MS clinical symptoms can affect different parts of the body (dissemination in space), that is to say several brain regions can be affected at the same time: a child may have gait difficulties, impaired motor skills and/or visual disturbances. Clinical symptoms can relapse sometimes affecting other regions of the brain, thus confirming the dissemination in time. There are some specific clinical symptoms of MS on which one need to be careful, the most common being the long tract dysfunction.


Evidence of the disease

Brain and spinal MRI

The MRI is the key for the diagnosis. Mikaeloff et al have identified prognostic factors for recurrence:

  • lesions perpendicular to the long axis of the corpus callosum
  • well-defined lesions.

The presence of these lesions is predictor of a relapse.

Lumbar puncture

Lumbar puncture is informative when it shows a moderate inflammatory reaction and/or an intrathecal synthesis of oligoclonal bands of IgG that is present in 45% to 64% of patients with MS.

Oligoclonal bands are now included in the McDonald 2017 MS diagnostic criteria, validated in paediatric cohorts.


There are three kind of clinical course in MS : a relapsing remitting, progressive and secondary progressive course. In children, the relapsing-remitting course is the most frequent: clinical symptoms appear and heal without sequelae. In the progressive course, a clinical disability may occur and worsen with time. Only 9 out of 197 children with MS in France showed a progressive form, in the Kidsep cohort.

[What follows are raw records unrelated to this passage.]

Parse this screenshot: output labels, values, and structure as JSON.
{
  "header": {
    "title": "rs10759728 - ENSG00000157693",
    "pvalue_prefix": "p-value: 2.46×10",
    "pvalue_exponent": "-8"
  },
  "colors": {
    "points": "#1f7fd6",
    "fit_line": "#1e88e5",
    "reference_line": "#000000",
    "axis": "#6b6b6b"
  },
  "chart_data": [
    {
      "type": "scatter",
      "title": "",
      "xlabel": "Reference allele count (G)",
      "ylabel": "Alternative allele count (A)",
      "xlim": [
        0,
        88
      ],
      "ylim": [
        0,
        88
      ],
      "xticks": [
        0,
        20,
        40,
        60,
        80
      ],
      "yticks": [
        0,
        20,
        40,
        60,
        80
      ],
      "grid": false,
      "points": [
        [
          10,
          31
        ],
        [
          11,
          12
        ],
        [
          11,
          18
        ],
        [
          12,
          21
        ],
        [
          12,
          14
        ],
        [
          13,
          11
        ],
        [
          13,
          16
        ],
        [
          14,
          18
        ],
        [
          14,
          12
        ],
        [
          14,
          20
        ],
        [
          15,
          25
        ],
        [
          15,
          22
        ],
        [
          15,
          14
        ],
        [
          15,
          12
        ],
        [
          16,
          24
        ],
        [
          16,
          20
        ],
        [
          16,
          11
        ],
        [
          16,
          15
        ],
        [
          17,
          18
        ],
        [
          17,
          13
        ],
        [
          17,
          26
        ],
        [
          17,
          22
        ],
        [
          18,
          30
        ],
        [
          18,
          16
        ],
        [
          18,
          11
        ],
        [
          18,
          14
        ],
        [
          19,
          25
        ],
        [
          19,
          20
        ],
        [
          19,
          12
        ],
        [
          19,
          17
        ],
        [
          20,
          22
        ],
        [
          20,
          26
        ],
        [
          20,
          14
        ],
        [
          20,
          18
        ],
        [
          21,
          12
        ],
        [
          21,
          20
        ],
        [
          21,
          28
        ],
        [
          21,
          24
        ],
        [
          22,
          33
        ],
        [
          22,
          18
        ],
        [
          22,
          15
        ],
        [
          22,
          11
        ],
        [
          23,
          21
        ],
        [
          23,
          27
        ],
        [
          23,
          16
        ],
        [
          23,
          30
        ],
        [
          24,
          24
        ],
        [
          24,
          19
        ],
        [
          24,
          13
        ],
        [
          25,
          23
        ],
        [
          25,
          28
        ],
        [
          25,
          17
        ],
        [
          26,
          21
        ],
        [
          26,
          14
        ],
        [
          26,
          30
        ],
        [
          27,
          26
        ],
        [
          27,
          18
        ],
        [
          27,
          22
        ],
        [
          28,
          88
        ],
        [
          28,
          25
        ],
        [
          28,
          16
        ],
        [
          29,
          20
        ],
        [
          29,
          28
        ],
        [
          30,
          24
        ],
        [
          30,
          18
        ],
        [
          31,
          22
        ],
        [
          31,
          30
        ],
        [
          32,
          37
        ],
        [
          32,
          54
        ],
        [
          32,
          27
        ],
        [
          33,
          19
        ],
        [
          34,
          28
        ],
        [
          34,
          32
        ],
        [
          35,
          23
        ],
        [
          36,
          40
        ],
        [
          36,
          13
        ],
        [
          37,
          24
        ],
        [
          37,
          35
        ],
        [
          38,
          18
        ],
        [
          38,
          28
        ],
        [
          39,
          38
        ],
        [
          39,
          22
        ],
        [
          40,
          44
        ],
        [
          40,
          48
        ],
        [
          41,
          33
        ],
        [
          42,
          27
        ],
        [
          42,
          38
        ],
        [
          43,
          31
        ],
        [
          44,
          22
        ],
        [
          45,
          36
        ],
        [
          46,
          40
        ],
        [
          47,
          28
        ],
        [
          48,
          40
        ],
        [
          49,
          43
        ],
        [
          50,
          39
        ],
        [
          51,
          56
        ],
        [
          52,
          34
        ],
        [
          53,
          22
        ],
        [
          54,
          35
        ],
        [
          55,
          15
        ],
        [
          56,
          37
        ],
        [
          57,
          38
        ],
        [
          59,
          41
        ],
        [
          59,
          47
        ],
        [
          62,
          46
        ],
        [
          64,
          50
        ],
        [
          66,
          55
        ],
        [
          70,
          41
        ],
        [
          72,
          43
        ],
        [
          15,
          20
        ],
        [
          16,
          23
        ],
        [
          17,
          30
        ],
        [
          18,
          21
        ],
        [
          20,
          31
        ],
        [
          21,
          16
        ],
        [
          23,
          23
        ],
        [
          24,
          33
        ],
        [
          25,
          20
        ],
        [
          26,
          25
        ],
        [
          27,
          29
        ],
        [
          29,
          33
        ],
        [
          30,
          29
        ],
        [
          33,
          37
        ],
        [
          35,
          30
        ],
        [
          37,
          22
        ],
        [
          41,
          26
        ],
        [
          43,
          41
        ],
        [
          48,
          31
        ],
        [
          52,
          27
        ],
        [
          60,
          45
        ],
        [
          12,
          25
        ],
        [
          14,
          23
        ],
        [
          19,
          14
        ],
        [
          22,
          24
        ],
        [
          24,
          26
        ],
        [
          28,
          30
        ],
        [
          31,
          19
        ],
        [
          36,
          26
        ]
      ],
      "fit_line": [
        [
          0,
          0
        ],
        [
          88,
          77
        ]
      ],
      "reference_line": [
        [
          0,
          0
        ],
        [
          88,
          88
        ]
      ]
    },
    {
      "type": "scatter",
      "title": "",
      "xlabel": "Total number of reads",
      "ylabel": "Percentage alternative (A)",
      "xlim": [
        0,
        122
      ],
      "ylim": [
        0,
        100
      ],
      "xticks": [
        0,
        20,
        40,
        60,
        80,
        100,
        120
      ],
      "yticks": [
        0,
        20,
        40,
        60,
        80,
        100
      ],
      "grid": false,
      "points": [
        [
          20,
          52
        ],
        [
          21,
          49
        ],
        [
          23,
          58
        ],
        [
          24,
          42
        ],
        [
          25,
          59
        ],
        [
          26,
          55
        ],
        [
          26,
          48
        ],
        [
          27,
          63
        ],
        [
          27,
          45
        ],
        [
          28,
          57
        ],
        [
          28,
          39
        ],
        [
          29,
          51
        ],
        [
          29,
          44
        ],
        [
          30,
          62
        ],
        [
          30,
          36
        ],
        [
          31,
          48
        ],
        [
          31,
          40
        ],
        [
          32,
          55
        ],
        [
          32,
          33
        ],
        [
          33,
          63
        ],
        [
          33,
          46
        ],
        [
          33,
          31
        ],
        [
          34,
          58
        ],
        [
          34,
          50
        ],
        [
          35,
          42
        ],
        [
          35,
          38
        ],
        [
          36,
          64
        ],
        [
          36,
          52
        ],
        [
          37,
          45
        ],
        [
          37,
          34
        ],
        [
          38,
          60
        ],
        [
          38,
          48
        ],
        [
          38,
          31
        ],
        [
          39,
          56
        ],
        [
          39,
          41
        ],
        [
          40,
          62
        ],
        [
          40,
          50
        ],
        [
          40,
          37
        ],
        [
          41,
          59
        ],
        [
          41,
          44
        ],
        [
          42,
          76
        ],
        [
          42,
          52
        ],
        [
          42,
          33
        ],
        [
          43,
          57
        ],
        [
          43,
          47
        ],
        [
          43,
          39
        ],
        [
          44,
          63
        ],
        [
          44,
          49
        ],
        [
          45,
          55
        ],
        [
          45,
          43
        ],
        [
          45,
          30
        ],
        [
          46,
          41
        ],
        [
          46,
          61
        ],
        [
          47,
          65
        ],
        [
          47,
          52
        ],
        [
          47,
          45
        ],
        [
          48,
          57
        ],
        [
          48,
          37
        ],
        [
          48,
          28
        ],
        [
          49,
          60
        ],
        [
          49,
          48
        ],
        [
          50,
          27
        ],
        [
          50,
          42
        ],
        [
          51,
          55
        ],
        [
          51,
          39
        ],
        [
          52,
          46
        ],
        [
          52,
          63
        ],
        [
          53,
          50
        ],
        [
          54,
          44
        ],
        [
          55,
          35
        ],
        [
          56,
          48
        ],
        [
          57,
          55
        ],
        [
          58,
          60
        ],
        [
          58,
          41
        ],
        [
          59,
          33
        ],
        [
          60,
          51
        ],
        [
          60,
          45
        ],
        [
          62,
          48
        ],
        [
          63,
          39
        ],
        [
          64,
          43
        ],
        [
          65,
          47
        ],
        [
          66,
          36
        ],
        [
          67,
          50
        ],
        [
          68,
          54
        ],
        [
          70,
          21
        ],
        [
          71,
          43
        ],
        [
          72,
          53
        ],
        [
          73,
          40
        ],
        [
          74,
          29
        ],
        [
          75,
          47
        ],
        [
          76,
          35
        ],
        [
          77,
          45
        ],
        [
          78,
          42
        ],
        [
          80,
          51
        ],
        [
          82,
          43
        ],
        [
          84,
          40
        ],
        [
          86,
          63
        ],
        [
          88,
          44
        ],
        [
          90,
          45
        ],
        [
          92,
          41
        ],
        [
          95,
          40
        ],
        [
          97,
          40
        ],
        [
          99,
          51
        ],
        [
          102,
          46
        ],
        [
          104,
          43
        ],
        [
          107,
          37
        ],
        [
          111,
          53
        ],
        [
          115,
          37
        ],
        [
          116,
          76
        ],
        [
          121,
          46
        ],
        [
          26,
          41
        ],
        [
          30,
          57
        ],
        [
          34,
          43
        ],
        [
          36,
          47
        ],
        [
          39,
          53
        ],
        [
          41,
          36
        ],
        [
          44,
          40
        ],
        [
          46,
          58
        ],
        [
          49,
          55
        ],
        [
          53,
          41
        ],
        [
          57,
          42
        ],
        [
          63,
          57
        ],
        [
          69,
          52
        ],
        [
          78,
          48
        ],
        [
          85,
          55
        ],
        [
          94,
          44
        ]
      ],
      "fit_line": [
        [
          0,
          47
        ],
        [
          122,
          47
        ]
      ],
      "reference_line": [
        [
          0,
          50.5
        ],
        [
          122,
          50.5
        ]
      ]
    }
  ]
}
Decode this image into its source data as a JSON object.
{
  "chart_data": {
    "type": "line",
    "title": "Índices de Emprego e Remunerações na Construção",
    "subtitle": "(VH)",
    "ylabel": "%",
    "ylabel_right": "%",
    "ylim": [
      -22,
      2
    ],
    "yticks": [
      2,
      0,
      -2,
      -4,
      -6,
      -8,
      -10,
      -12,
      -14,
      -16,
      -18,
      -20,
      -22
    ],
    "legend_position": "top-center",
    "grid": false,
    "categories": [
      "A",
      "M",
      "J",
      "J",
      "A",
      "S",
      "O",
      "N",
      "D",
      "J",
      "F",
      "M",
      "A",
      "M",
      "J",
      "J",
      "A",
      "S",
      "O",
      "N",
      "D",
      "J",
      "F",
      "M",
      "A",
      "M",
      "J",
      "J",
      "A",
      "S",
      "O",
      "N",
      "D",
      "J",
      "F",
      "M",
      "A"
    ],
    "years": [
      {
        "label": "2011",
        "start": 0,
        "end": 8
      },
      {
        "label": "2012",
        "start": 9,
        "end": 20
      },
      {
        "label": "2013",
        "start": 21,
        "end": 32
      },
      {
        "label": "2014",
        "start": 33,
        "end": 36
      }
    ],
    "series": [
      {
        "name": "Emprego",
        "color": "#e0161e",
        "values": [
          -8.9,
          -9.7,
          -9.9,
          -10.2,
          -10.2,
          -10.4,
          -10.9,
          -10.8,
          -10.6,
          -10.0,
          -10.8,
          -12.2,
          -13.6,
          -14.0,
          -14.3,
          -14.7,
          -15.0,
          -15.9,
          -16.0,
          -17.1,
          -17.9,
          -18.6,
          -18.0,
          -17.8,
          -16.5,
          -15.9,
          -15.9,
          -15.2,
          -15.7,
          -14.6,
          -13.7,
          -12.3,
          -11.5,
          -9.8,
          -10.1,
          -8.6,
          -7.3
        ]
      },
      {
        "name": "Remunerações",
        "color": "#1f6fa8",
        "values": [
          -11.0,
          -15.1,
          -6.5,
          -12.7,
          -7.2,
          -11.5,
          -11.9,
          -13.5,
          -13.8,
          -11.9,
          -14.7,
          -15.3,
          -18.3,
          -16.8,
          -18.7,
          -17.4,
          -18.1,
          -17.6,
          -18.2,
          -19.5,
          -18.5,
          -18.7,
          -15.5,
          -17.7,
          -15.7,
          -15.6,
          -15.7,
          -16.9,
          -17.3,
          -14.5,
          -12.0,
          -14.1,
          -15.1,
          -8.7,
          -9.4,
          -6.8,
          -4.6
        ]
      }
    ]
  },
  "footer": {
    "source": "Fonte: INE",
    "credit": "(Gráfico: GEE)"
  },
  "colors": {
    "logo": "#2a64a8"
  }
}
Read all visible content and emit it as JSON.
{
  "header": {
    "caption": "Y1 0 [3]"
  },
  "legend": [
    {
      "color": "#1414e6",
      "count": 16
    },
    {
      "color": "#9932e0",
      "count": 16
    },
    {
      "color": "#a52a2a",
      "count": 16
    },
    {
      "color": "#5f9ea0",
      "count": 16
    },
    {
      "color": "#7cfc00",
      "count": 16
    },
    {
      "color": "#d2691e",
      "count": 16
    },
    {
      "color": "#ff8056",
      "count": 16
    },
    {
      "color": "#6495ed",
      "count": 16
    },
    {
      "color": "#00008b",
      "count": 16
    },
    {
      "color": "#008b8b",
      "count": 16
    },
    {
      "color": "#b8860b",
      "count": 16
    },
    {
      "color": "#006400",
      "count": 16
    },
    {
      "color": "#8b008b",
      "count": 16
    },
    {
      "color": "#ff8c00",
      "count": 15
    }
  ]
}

When a relapsing remitting course evolves towards a progressive course, it is called a secondary progressive course. Renoux et al showed that childhood MS evolves towards a secondary progressive course 10 years later than in adult, but the age of onset is 10 years earlier.
The main concern in this disease is to determine the risk of disability and relapses and sometimes these two factors may be involved.


There are 4 prognostic factors of disability in children: the number of attacks (which is a time-dependent variable), presence of sequelae after the first attack, polysymptomatic form and a progressive course.
Furthermore, Mickaeloff et al described a severity score, the Kidsep score. This score is calculated at the 2nd attack and predicts the probability of no recurrence or absence of progression to an EDSS score > 4. The prognostic factors of severity which are used to calculate the score are:
– Female gender
– The occurrence of a second attack <1year
– Absence of alteration of consciousness
– A progressive course
– MRI criteria of recurrence: well limited lesions and/or lesions perpendicular to the long axis of the corpus callosum. To calculate, the value of each factor is multiplied between them and the result is then compared to 4 quartiles with decreasing probability of no recurrence or absence of progression to an EDSS score > 4. For example, a score of 8.19 is close to the fouth quartile, which represents a probability of no recurrence or absence of progression to EDSS 4 of 10%. This score needs to be validated.


Attacks are treated with high doses of IV methylprednisolone (steroids). Immunomodulatary treatments such as Interferon b (1a or 1b) or glatiramer acetate (Copaxone) are now been proposed in children with MS with safety, tolerance and efficacy similar to adults. Immunosuppresive treatments such as cylcophosphamide or natalizumab could also be used in children with a severe form of MS with caution. Discussion on the use of oral therapies in children is actually ongoing.


Brain and spinal MRI

Regular clinical and paraclinical monitoring (blood tests, MRI…) by the attending physician and/or pediatric neurologist/neurologist is strongly recommended in order to follow disease progression.